When you are at 7" or more, quality of travel wins out over quantity of travel. I've also been on bikes with more travel than my current one, but having well controlled travel (via correct linkage rates, suspension design, high end custom shock, etc) always wins out. Although I have many of these stories, one that was somewhat comical to me was when I demoed the Bionicon DH bike. I was comparing it to my 6" travel "do everything" bike. The thing was that even for just downhill riding, my "6-er" was far better. My 170mm 66 felt a lot better than the 8" inverted bionicon fork, with better damping and lubrication. My coil rear suspension felt a lot more supple/plush and controlled than the 8" of air-sprung suspension on the non-linkage single-pivot bionicon DH bike. Then of course there is the bionicon function of being able to change the geometry and shorten the travel for climbing, yet my 66 with ETA has 95% of the benefits (changing geometry, lowering front end) as the complicated bionicon system, so my bike climbed better AND descended better than the full on DH bionicon bike. The DH part was mainly due to quality of travel. More travel doesn't mean better bump absorption, I'd even go so far as to say if you're looking at a difference in travel of 3" or less, it's ALL about quality of travel, not quantity. Give me 7" of avalanche-damped coil-sprung travel rather than 10" of so-so travel.


----------



## Prettym1k3 (Oct 11, 2005)

I'm with Jayem.

When I had my Iron Horse MkIII with a Pike 454 Air U-Turn dialed PERFECTLY for me, that bike out performed, out climbed, and out downhill'd my 7" travel Iron Horse SGS Pro with a 6.2" Manitou Shermann any day of the week.

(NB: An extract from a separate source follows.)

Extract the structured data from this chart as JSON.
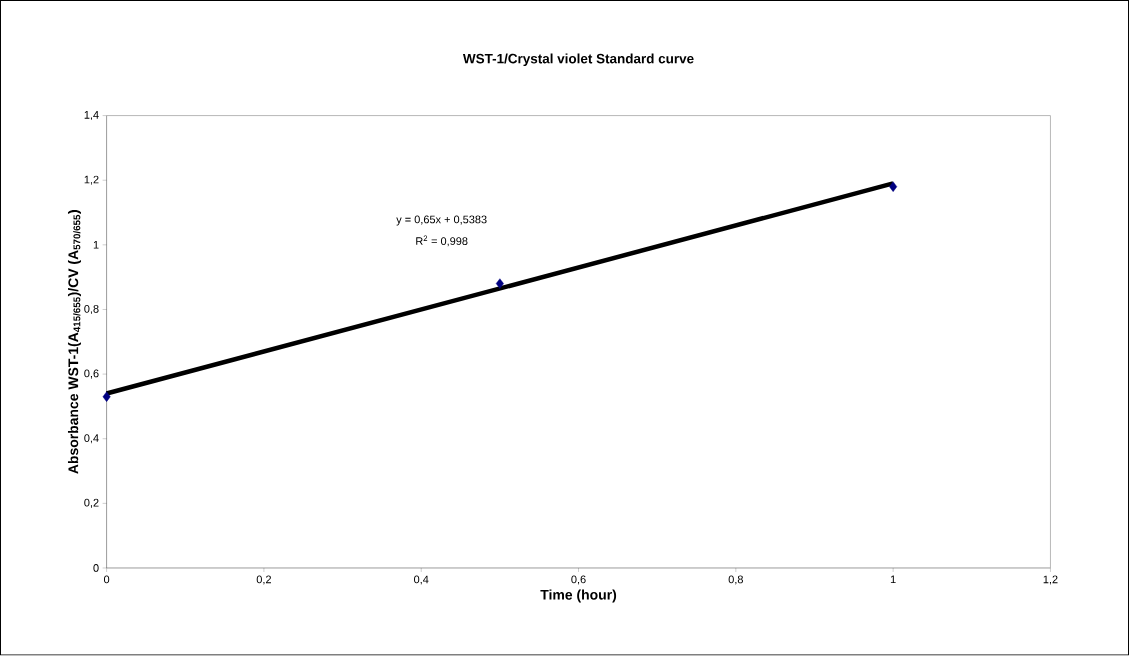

Quality of suspension > quantity of suspension travel.


----------



## MaxBS (Mar 30, 2008)

This thread is so pointless to be honest. A 4inch dirtjump fork can be harder to bottom out than an 8inch DH fork. My Gambler has a 190,210 and 230mm setting and its not like each setting just feels like it has 20mm of extra travel, each setting feels completely different because of the different linkage positions. Its all about the quality of suspension or how the rider uses the suspension, I can remember the old Commencial DH (bout 2 years old) had 180mm at the back and Gracia and the Athertons were just as competitive as Peaty is/was on a 10 inch V10.


----------



## Pslide (Jul 3, 2006)

Jayem said:


> When you are at 7" or more, quality of travel wins out over quantity of travel.


So let's assume you can have the same quality of travel. Then does quantity win?

Peaty and Minnaar say 10" is better than 8" on the V10. Hard to deny them facts. The rest of the industry seems to have settled on 8". Is everyone else missing a trick?

I'm just playing devil's advocate - I love my 8" DH bike, don't need anything more.


----------



## Lelandjt (Feb 22, 2008)

Jayem said:


> Give me 7" of avalanche-damped coil-sprung travel rather than 10" of so-so travel.


My 10" of travel is Avalanche damped and I think the shock curve on the V10 is great Only problem is rear rims/tires are having a tough time keeping up with it now. Once I get the Avy cart for my fork I'll be cruisin!


----------



## toowacky (May 24, 2005)

I'm disappointed.... this thread should have devolved into a Bender discussion by now...


----------



## Iggz (Nov 22, 2006)

b-kul said:


> are my eyes fooling me or is that a 24'' wheel up front and a 26'' wheel in back?


I'm pretty sure your right cuz if you compare it to the line of bricks in the background the front tire is definitely not as tall.... ahahahah that bike just got _THAT_ much more haggard


----------



## Uncle Cliffy (Jul 7, 2006)

62kona said:


> OMFG! Who made that white chopper bike? That thing looks LONG!


Grossman Project A-235. (new version. I had the old single pivot model.)


----------